Cholinesterase inhibitors modestly improve cognitive function and memory in some patients. Donepezil, Rivastigmine, and Galantamine are equally effective, but tacrine is rarely used because of its hepatotoxicity. They increase the levels of acetylcholine, which may be low in many forms of dementia. Donepezil is a first-line drug because it has once/day dosing and is well-tolerated. The recommended dose is 5 mg once/day for 4 to 6 wk, then increased to 10 mg once/day. Donepezil 23 mg once/day dose may be more effective than the traditional 10 mg/day dose for moderate to severe Alzheimer disease. Treatment should be continued if functional improvement is apparent after several months, but otherwise it should be stopped. The most common adverse effects are GI (eg, nausea, diarrhea). Rarely, dizziness and cardiac arrhythmias occur. Adverse effects can be minimized by increasing the dose gradually. These drugs are most effective in people with mild to moderate disease, and they can turn the clock back 6 to 9 months. Because the drugs are expensive and have side effects they should not be continued in people who do not benefit from them.
Memantine, an N -methyl- d -aspartate receptor (NMDAR) antagonist, appears to slow the progression of Alzheimer disease. The dose is 5 mg po once/day, which is increased to 10 mg po bid over about 4 wk. For patients with renal insufficiency, the dose should be reduced or the drug should be avoided. Memantine can be used with a cholinesterase inhibitor.
Efficacy of high-dose Vitamin E (1000 IU po once/day or bid), Selegiline, NSAIDs, Ginkgo biloba extracts, and statins (Simvastatin) is unclear. Estrogen therapy does not appear useful in prevention or treatment and may be harmful. Please consult with your doctor.

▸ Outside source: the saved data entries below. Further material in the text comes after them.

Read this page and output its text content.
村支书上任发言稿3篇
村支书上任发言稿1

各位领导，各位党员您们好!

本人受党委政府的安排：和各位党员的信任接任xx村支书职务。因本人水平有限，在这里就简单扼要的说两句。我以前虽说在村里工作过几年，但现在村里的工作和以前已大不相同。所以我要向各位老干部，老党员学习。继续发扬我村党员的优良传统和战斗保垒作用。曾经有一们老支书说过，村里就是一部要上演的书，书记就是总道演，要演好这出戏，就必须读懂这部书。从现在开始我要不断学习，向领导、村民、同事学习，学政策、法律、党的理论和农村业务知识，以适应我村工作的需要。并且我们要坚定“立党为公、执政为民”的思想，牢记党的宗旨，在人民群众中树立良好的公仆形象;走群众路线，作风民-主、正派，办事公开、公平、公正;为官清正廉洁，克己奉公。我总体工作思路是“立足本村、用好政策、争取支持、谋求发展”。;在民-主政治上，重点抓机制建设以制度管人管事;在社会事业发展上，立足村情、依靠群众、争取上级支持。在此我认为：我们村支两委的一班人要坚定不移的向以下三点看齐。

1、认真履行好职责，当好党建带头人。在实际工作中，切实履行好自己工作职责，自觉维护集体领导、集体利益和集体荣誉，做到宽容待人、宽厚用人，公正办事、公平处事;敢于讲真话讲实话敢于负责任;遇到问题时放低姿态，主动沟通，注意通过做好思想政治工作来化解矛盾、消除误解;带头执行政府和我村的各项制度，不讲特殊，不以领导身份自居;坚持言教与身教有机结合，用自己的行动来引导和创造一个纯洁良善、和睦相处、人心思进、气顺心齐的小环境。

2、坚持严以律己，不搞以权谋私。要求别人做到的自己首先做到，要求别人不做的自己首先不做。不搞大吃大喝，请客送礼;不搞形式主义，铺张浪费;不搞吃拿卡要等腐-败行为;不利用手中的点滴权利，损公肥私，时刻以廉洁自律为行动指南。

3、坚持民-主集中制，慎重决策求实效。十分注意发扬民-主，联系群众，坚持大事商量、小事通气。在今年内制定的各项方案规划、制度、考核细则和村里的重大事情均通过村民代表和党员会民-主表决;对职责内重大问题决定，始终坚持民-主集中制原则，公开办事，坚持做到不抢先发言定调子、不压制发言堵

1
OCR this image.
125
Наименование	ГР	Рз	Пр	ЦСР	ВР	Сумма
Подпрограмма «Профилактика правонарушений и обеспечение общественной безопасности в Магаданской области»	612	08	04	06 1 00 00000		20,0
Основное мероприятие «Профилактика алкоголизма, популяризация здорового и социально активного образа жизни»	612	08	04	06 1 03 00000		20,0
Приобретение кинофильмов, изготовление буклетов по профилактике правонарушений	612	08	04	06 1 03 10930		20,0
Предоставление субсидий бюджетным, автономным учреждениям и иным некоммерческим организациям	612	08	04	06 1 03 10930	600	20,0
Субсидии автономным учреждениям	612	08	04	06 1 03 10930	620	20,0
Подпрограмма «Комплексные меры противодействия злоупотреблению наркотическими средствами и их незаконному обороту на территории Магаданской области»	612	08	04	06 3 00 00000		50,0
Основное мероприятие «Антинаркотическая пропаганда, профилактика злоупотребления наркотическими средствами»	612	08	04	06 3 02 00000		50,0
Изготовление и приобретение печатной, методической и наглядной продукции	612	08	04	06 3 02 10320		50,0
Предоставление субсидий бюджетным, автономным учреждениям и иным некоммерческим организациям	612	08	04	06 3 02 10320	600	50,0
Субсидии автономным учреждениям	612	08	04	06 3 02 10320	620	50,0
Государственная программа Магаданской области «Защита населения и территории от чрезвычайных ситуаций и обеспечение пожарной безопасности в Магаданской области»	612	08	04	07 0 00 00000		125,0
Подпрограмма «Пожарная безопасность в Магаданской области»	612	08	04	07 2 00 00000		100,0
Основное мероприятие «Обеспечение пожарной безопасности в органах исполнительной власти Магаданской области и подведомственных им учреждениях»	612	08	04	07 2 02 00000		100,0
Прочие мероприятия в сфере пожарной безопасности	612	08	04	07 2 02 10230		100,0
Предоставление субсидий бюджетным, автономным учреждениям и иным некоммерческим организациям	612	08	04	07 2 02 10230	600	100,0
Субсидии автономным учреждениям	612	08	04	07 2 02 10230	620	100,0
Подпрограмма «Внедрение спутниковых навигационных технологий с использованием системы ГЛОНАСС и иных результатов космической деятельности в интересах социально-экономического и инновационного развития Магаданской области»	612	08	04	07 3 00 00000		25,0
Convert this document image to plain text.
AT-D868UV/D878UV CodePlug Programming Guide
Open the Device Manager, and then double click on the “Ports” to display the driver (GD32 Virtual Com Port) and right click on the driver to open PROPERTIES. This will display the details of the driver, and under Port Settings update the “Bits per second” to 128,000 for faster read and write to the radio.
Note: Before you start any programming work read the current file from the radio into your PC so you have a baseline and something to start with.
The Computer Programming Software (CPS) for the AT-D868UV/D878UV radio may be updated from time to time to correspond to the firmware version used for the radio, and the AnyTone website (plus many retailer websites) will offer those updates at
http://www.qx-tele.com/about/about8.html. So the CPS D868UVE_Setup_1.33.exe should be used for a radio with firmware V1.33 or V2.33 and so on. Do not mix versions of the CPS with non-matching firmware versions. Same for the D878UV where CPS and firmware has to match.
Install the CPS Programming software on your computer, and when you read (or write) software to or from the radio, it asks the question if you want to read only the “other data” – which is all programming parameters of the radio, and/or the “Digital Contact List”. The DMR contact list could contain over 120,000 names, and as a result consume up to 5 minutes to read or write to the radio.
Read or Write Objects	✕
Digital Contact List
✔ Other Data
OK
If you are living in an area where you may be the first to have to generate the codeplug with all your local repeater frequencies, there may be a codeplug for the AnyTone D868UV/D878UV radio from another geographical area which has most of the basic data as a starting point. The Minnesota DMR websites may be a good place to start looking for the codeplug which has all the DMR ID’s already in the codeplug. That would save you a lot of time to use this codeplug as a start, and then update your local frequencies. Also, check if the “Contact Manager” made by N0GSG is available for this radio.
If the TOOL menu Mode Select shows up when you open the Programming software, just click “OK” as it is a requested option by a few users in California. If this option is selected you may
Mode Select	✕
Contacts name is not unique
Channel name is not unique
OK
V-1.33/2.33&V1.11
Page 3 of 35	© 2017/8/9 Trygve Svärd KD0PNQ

Also, treating disorders that are worsening the dementia, sometimes slows mental decline. For people that have dementia and depression, antidepressants (such as Sertraline and Paroxetine) and counseling may help, at least temporarily.
Research has found that keeping the brain active increases its vitality and may build its reserve of brain cells and connections, even generation of new brain cells. Higher levels of education, and brain activity, appear to have a somewhat protective effect against Alzheimer’s. You could still get Alzheimer’s, but symptoms may appear later.
Preliminary, observational evidence suggests that risk of Alzheimer disease may be decreased by the following:
- Continuing to do challenging mental activities well into old age;
- Controlling hypertension;
- Lowering cholesterol levels;
- Consuming a diet rich in ω-3 fatty acids and low in saturated fats;
- Drinking alcohol in modest amounts (however, there is no convincing evidence that people who do not drink alcohol should start drinking to prevent Alzheimer disease).